La Belgique a cette particularité de mener deux plans stratégiques nationaux dans le cadre de la Pac 2023-2027. Pour les agriculteurs wallons, une disposition mise en place dans le cadre des bonnes conduites agroenvironnementales (BCAE) pose un problème. La BCAE 5 vise à orienter les agriculteurs vers des pratiques de conservation des sols et de prévention de l’érosion. Si du côté flamand, la conditionnalité des aides aux mesures anti-érosion s’applique depuis 2015, cette obligation n’entre en vigueur que cette année en Wallonie. Les agriculteurs devront modifier la conduite des parcelles estimées à risque.

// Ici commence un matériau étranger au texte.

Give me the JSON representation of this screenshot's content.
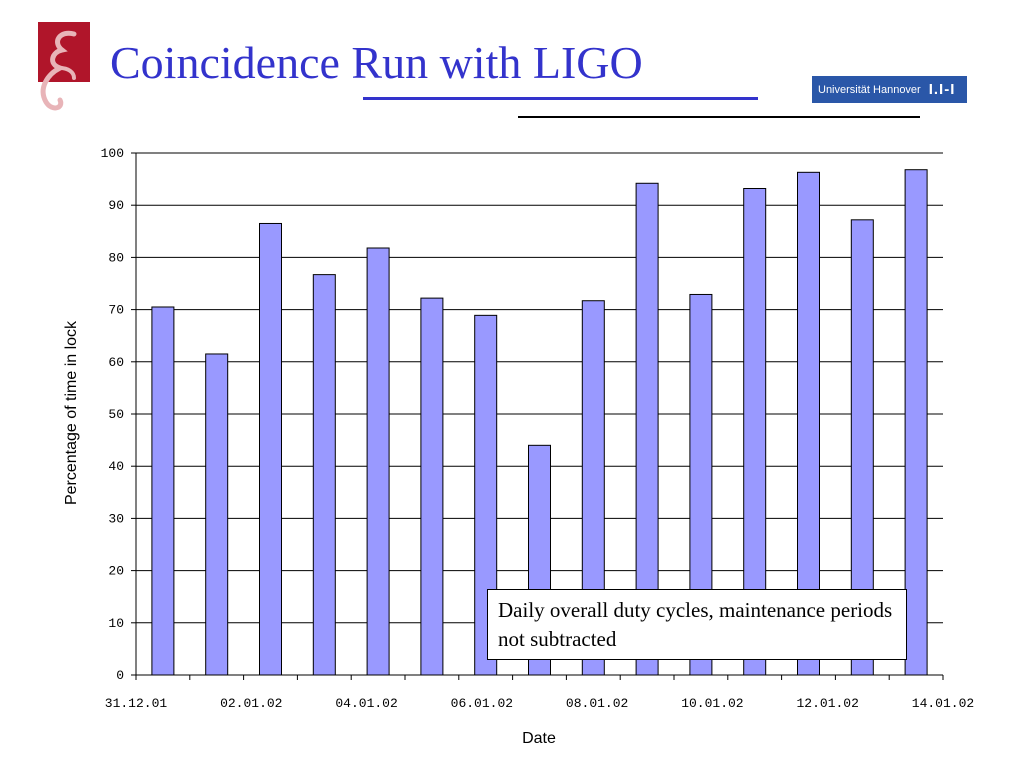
{
  "slide": {
    "title": "Coincidence Run with LIGO",
    "university_logo_text": "Universität Hannover",
    "university_logo_mark": "I.I-I"
  },
  "colors": {
    "title": "#3333cc",
    "bar_fill": "#9999ff",
    "logo_left": "#b0152a",
    "university_logo_bg": "#2a57a8"
  },
  "chart_data": {
    "type": "bar",
    "title": "",
    "xlabel": "Date",
    "ylabel": "Percentage of time in lock",
    "ylim": [
      0,
      100
    ],
    "yticks": [
      0,
      10,
      20,
      30,
      40,
      50,
      60,
      70,
      80,
      90,
      100
    ],
    "xticklabels": [
      "31.12.01",
      "02.01.02",
      "04.01.02",
      "06.01.02",
      "08.01.02",
      "10.01.02",
      "12.01.02",
      "14.01.02"
    ],
    "grid": true,
    "annotation": "Daily overall duty cycles, maintenance periods not subtracted",
    "values": [
      70.5,
      61.5,
      86.5,
      76.7,
      81.8,
      72.2,
      68.9,
      44.0,
      71.7,
      94.2,
      72.9,
      93.2,
      96.3,
      87.2,
      96.8
    ]
  }
}
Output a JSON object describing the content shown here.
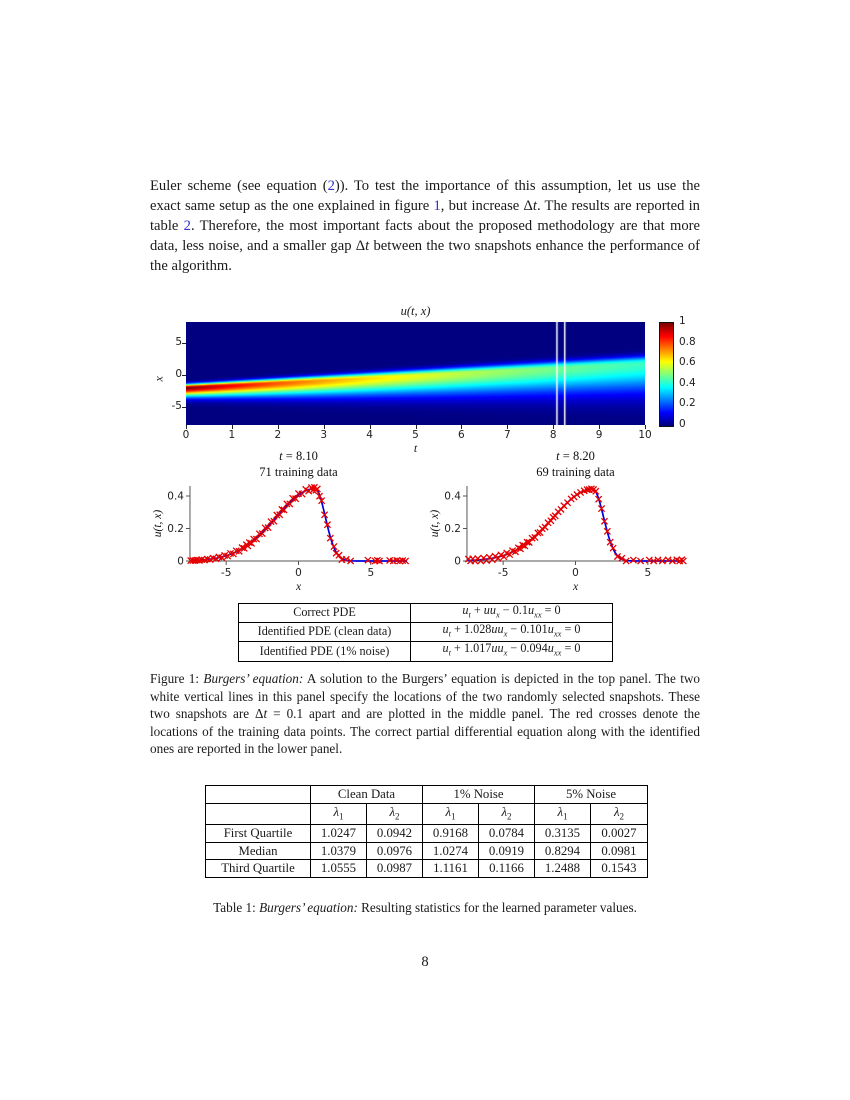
{
  "page": {
    "number": "8"
  },
  "paragraph_html": "Euler scheme (see equation (<span class=\"lnk\">2</span>)). To test the importance of this assumption, let us use the exact same setup as the one explained in figure <span class=\"lnk\">1</span>, but increase Δ<i>t</i>. The results are reported in table <span class=\"lnk\">2</span>. Therefore, the most important facts about the proposed methodology are that more data, less noise, and a smaller gap Δ<i>t</i> between the two snapshots enhance the performance of the algorithm.",
  "figure": {
    "pde_table": {
      "rows": [
        {
          "label": "Correct PDE",
          "equation_html": "<i>u</i><sub><i>t</i></sub> + <i>uu</i><sub><i>x</i></sub> − 0.1<i>u</i><sub><i>xx</i></sub> = 0"
        },
        {
          "label": "Identified PDE (clean data)",
          "equation_html": "<i>u</i><sub><i>t</i></sub> + 1.028<i>uu</i><sub><i>x</i></sub> − 0.101<i>u</i><sub><i>xx</i></sub> = 0"
        },
        {
          "label": "Identified PDE (1% noise)",
          "equation_html": "<i>u</i><sub><i>t</i></sub> + 1.017<i>uu</i><sub><i>x</i></sub> − 0.094<i>u</i><sub><i>xx</i></sub> = 0"
        }
      ]
    },
    "caption": {
      "prefix": "Figure 1:",
      "emph": "Burgers’ equation:",
      "body_html": "A solution to the Burgers’ equation is depicted in the top panel. The two white vertical lines in this panel specify the locations of the two randomly selected snapshots. These two snapshots are Δ<i>t</i> = 0.1 apart and are plotted in the middle panel. The red crosses denote the locations of the training data points. The correct partial differential equation along with the identified ones are reported in the lower panel."
    }
  },
  "table1": {
    "group_headers": [
      "Clean Data",
      "1% Noise",
      "5% Noise"
    ],
    "param_headers_html": [
      "<i>λ</i><sub>1</sub>",
      "<i>λ</i><sub>2</sub>"
    ],
    "rows": [
      {
        "label": "First Quartile",
        "values": [
          "1.0247",
          "0.0942",
          "0.9168",
          "0.0784",
          "0.3135",
          "0.0027"
        ]
      },
      {
        "label": "Median",
        "values": [
          "1.0379",
          "0.0976",
          "1.0274",
          "0.0919",
          "0.8294",
          "0.0981"
        ]
      },
      {
        "label": "Third Quartile",
        "values": [
          "1.0555",
          "0.0987",
          "1.1161",
          "0.1166",
          "1.2488",
          "0.1543"
        ]
      }
    ],
    "caption": {
      "prefix": "Table 1:",
      "emph": "Burgers’ equation:",
      "body": "Resulting statistics for the learned parameter values."
    }
  },
  "chart_data": [
    {
      "type": "heatmap",
      "title": "u(t, x)",
      "xlabel": "t",
      "ylabel": "x",
      "xlim": [
        0,
        10
      ],
      "ylim": [
        -7.8,
        8.3
      ],
      "xticks": [
        0,
        1,
        2,
        3,
        4,
        5,
        6,
        7,
        8,
        9,
        10
      ],
      "yticks": [
        5,
        0,
        -5
      ],
      "colormap": "jet",
      "colorbar_ticks": [
        "1",
        "0.8",
        "0.6",
        "0.4",
        "0.2",
        "0"
      ],
      "colorbar_values": [
        1,
        0.8,
        0.6,
        0.4,
        0.2,
        0
      ],
      "snapshot_lines_t": [
        8.1,
        8.2
      ],
      "profile": {
        "A_den0": 1,
        "A_den_slope": 0.132,
        "c0": -2,
        "c_slope": 0.385,
        "w_up0": 0.55,
        "w_up_slope": 0.055,
        "w_dn0": 1.3,
        "w_dn_slope": 0.31
      },
      "vmin": 0,
      "vmax": 1
    },
    {
      "type": "line+scatter",
      "title_var": "t",
      "title_rest": " = 8.10",
      "subtitle": "71 training data",
      "xlabel": "x",
      "ylabel": "u(t, x)",
      "xlim": [
        -7.5,
        7.5
      ],
      "ylim": [
        0,
        0.462
      ],
      "xticks": [
        -5,
        0,
        5
      ],
      "yticks": [
        0,
        0.2,
        0.4
      ],
      "curve": {
        "A": 0.445,
        "c": 1.15,
        "w_up": 1.0,
        "w_dn": 3.8
      },
      "peak": {
        "x": 1.15,
        "y": 0.445
      },
      "line_color": "#0000dd",
      "marker_color": "#e60000",
      "train_x": [
        -7.45,
        -7.3,
        -7.15,
        -7.0,
        -6.85,
        -6.7,
        -6.5,
        -6.3,
        -6.1,
        -5.9,
        -5.7,
        -5.5,
        -5.3,
        -5.1,
        -4.9,
        -4.7,
        -4.5,
        -4.3,
        -4.1,
        -3.9,
        -3.75,
        -3.6,
        -3.5,
        -3.4,
        -3.25,
        -3.1,
        -2.9,
        -2.7,
        -2.5,
        -2.3,
        -2.1,
        -1.9,
        -1.7,
        -1.5,
        -1.3,
        -1.15,
        -1.0,
        -0.8,
        -0.6,
        -0.4,
        -0.2,
        0.0,
        0.25,
        0.5,
        0.7,
        0.9,
        1.0,
        1.1,
        1.2,
        1.3,
        1.45,
        1.6,
        1.8,
        2.0,
        2.2,
        2.45,
        2.6,
        2.8,
        3.0,
        3.3,
        3.6,
        4.8,
        5.3,
        5.45,
        5.6,
        6.3,
        6.55,
        6.8,
        7.0,
        7.2,
        7.4
      ]
    },
    {
      "type": "line+scatter",
      "title_var": "t",
      "title_rest": " = 8.20",
      "subtitle": "69 training data",
      "xlabel": "x",
      "ylabel": "u(t, x)",
      "xlim": [
        -7.5,
        7.5
      ],
      "ylim": [
        0,
        0.462
      ],
      "xticks": [
        -5,
        0,
        5
      ],
      "yticks": [
        0,
        0.2,
        0.4
      ],
      "curve": {
        "A": 0.443,
        "c": 1.2,
        "w_up": 1.05,
        "w_dn": 3.85
      },
      "peak": {
        "x": 1.2,
        "y": 0.443
      },
      "line_color": "#0000dd",
      "marker_color": "#e60000",
      "train_x": [
        -7.4,
        -7.25,
        -7.1,
        -6.95,
        -6.75,
        -6.55,
        -6.35,
        -6.15,
        -5.95,
        -5.75,
        -5.55,
        -5.35,
        -5.15,
        -4.95,
        -4.75,
        -4.55,
        -4.35,
        -4.15,
        -3.95,
        -3.8,
        -3.65,
        -3.5,
        -3.35,
        -3.2,
        -3.0,
        -2.8,
        -2.6,
        -2.45,
        -2.3,
        -2.1,
        -1.9,
        -1.7,
        -1.55,
        -1.4,
        -1.2,
        -1.0,
        -0.8,
        -0.55,
        -0.3,
        -0.1,
        0.1,
        0.35,
        0.6,
        0.8,
        0.95,
        1.1,
        1.25,
        1.4,
        1.6,
        1.8,
        2.0,
        2.2,
        2.4,
        2.6,
        2.9,
        3.2,
        3.5,
        4.0,
        4.5,
        5.1,
        5.4,
        5.7,
        6.0,
        6.4,
        6.7,
        7.0,
        7.2,
        7.35,
        7.45
      ]
    }
  ]
}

Des orientations complexes

Pour les terres agricoles classées à risque élevé, très élevé ou extrême d’érosion, les agriculteurs vont devoir créer des bandes anti-érosion, des couverts végétaux ou encore des « interlignes végétalisées » pour les prairies permanentes. Ils sont également incités à scinder certaines parcelles pour délimiter la partie la plus à risque, quitte à ne plus l’exploiter. Des orientations jugées complexes et qui sont surtout liées à une cartographie officielle des zones à risque d’érosion, largement remise en cause par les agriculteurs.

Les syndicats remontés

Si les agriculteurs wallons ne s’opposent pas sur le principe à ces mesures de lutte contre l’érosion, la méthode ne plaît pas. Plusieurs manifestations ont eu lieu ces dernières semaines, mises sur pied par les organisations syndicales. Marianne Streel, présidente du syndicat de la Fédération wallonne de l’agriculture (FWA), s’inquiète notamment de la baisse de production qui pourrait en découler. « Notre agriculture familiale prend de plein fouet toute une série de conséquences en cascade qui mettent en péril sa durabilité économique, environnementale et sociale », s’alarme-t-elle.

Sous la pression des syndicats, un groupe de travail a été mis en place par le ministre de l’Agriculture wallon, Willy Borsus, avec son cabinet, les syndicats et l’Administration. Le ministre a en outre entrouvert la porte à une révision de la cartographie. « La carte de sensibilité à l’érosion a été établie sur base d’un modèle de calcul solide scientifiquement. Mais elle s’appuie sur une évaluation des sols nus et ça révèle un problème entre l’approche théorique et son approche sur le terrain », admet-il.

La justice en dernier recours

La FWA ne met toutefois pas tous ses œufs dans le même panier et se prépare à saisir la justice si les discussions du groupe de travail n’aboutissent pas. « Modifier, amender à très court terme cette BCAE 5 ainsi qu’atténuer ses effets négatifs sur notre agriculture est plus qu’une exigence », prévient Marianne Streel. Les terres wallonnes perdent en moyenne 2,3 tonnes de sol par hectare non artificialisé chaque année, un total qui a atteint 4 tonnes par hectare en 2021.